Quand les smartphones remplacent les appareils médicaux
D’après un sondage réalisé par le comparateur suisse Comparis, 53% des personnes interrogées possèdent un smartphone en 2013, contre 3% en 2007. Les smartphones donc, mais aussi leurs applications santé (plus de 20 000 sur Iphone® et 8000 sur Android®), connaissent un engouement certain de la part du grand public. Et ils pourraient même un jour franchir le seuil des hôpitaux pour être utilisés comme des outils de mesure par les médecins au quotidien.
Etude comparative
Le goniomètre est un outil utilisé par les médecins pour évaluer l’amplitude des mouvements articulaires. Des applications pour Iphone® remplissent la même fonction. L’idée d’une équipe de chercheurs suisses a donc été de comparer les mesures pour tester la fiabilité du logiciel. La finalité étant de déterminer son efficacité pour une éventuelle utilisation en routine.
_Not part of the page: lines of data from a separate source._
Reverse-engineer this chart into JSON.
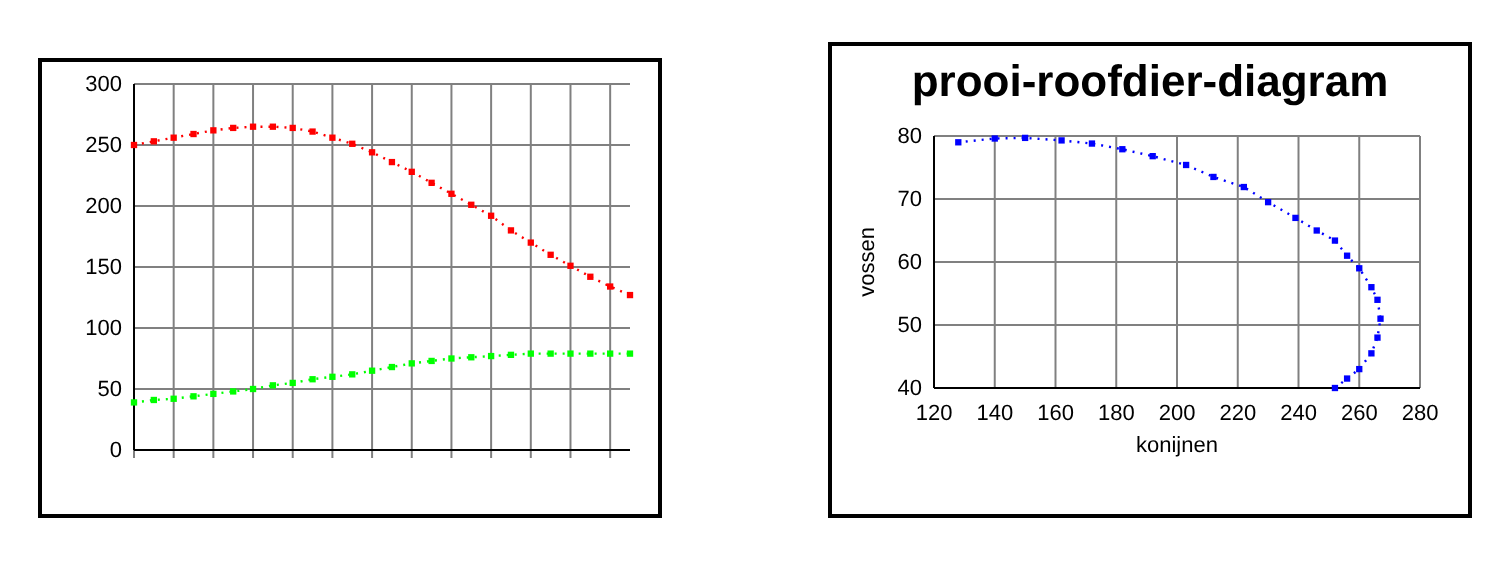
{
  "chart_data": [
    {
      "type": "line",
      "categories": [
        null,
        null,
        null,
        null,
        null,
        null,
        null,
        null,
        null,
        null,
        null,
        null,
        null,
        null,
        null,
        null,
        null,
        null,
        null,
        null,
        null,
        null,
        null,
        null,
        null,
        null
      ],
      "ylim": [
        0,
        300
      ],
      "yticks": [
        0,
        50,
        100,
        150,
        200,
        250,
        300
      ],
      "grid": true,
      "tick_labels": "y",
      "marker": "square",
      "line_style": "dotted",
      "series": [
        {
          "color": "#ff0000",
          "values": [
            250,
            253,
            256,
            259,
            262,
            264,
            265,
            265,
            264,
            261,
            256,
            251,
            244,
            236,
            228,
            219,
            210,
            201,
            192,
            180,
            170,
            160,
            151,
            142,
            134,
            127
          ]
        },
        {
          "color": "#00ff00",
          "values": [
            39,
            41,
            42,
            44,
            46,
            48,
            50,
            53,
            55,
            58,
            60,
            62,
            65,
            68,
            71,
            73,
            75,
            76,
            77,
            78,
            79,
            79,
            79,
            79,
            79,
            79
          ]
        }
      ]
    },
    {
      "type": "line",
      "title": "prooi-roofdier-diagram",
      "xlabel": "konijnen",
      "ylabel": "vossen",
      "xlim": [
        120,
        280
      ],
      "xticks": [
        120,
        140,
        160,
        180,
        200,
        220,
        240,
        260,
        280
      ],
      "ylim": [
        40,
        80
      ],
      "yticks": [
        40,
        50,
        60,
        70,
        80
      ],
      "grid": true,
      "marker": "square",
      "line_style": "dotted",
      "series": [
        {
          "color": "#0000ff",
          "x": [
            252,
            256,
            260,
            264,
            266,
            267,
            266,
            264,
            260,
            256,
            252,
            246,
            239,
            230,
            222,
            212,
            203,
            192,
            182,
            172,
            162,
            150,
            140,
            128
          ],
          "values": [
            40,
            41.5,
            43,
            45.5,
            48,
            51,
            54,
            56,
            59,
            61,
            63.4,
            65,
            67,
            69.5,
            71.9,
            73.5,
            75.4,
            76.8,
            77.9,
            78.8,
            79.3,
            79.7,
            79.6,
            79
          ]
        }
      ]
    }
  ]
}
Pour ce faire, trois cliniciens de l’équipe – un chirurgien orthopédique, le Pr B. Jolles-Haeberli, un physiothérapeute, M. L.C. Pereira et un médecin-assistant, le Dr S. Rwakabayiza – ont mis en œuvre une étude clinique. Ils ont choisi de mesurer les amplitudes articulaires actives et passives du genou, en flexion et en extension, de patients opérés d’une prothèse de genou ainsi que de volontaires sains.
Dans un premier temps, une étude pilote a été effectuée avec cinq volontaires sains pour déterminer le nombre de participants à l’étude nécessaires dans chaque groupe. A l’issue de ce premier test, les spécialistes ont choisi d’inclure vingt patients en phase postopératoire d’une pose de prothèse de genou, car ils peuvent présenter une grande variabilité des résultats de mesure. Vingt volontaires sains ont également été intégrés à l’étude, pour servir de point de comparaison.
Méthode de travail
En raison de sa facilité d’utilisation, c’est l’application Knee Goniometer® qui a été choisie. Les mesures ont ensuite été réalisées de manière standard (le patient était allongé sur le dos) trois fois de suite par le même clinicien (l’un des médecins et physiothérapeute), en l’absence des deux autres. Le goniomètre a été utilisé de la même façon qu’en routine, en le centrant sur le genou et en alignant un de ses «bras» le long du fémur du patient et l’autre le long de la jambe. L’application, pour sa part, a été paramétrée en fonction de la position du médecin, puis mis à zéro au sol (à l’horizontale), et enfin positionné sur le tibia du volontaire.
Des résultats… surprenants
En comparant les séries de mesures réalisées par le même clinicien, on retrouve de bons résultats pour le goniomètre et l’application. En revanche, en comparant entre elles les mesures réalisées par les trois cliniciens, on obtient une variabilité importante. Les spécialistes ont mis cela sur le compte de la fatigabilité du patient. Ils ont donc décidé de recruter six nouveaux participants opérés. Les mesures n’ont cette fois été prises qu’une seule fois par les trois cliniciens, et à la suite pour limiter la fatigue des patients. Dans ce cas-là, les résultats étaient bien meilleurs quand on comparait les mesures de chaque clinicien.
Une utilisation quotidienne possible
En conclusion, les chercheurs déduisent que cette application est utilisable en pratique clinique, au même titre que le goniomètre standard universel pour mesurer les amplitudes articulaires du genou. Ils en tirent également d’autres avantages: une fiabilité dans la mesure, une utilisation facile et rapide, et une désinfection facile grâce à des coques qui protègent le smartphone.
Enfin, les chercheurs avancent déjà une potentielle extension de l’utilisation de ces logiciels à d’autres articulations et évoquent le stockage des données mesurées dans des dossiers électroniques dédiés aux patients.
Référence
Adapté de «Mesurer l’amplitude articulaire du genou: goniomètre universel ou smartphone?», par S.Rwakabayiza, L.C. Pereira, E. Lécureux, B. Jolles-Haeberli, Service de chirurgie orthopédique et de traumatologie, CHUV et Université de Lausanne. In Rev Med Suisse 2013; 9: 2372-5. En collaboration avec les auteurs.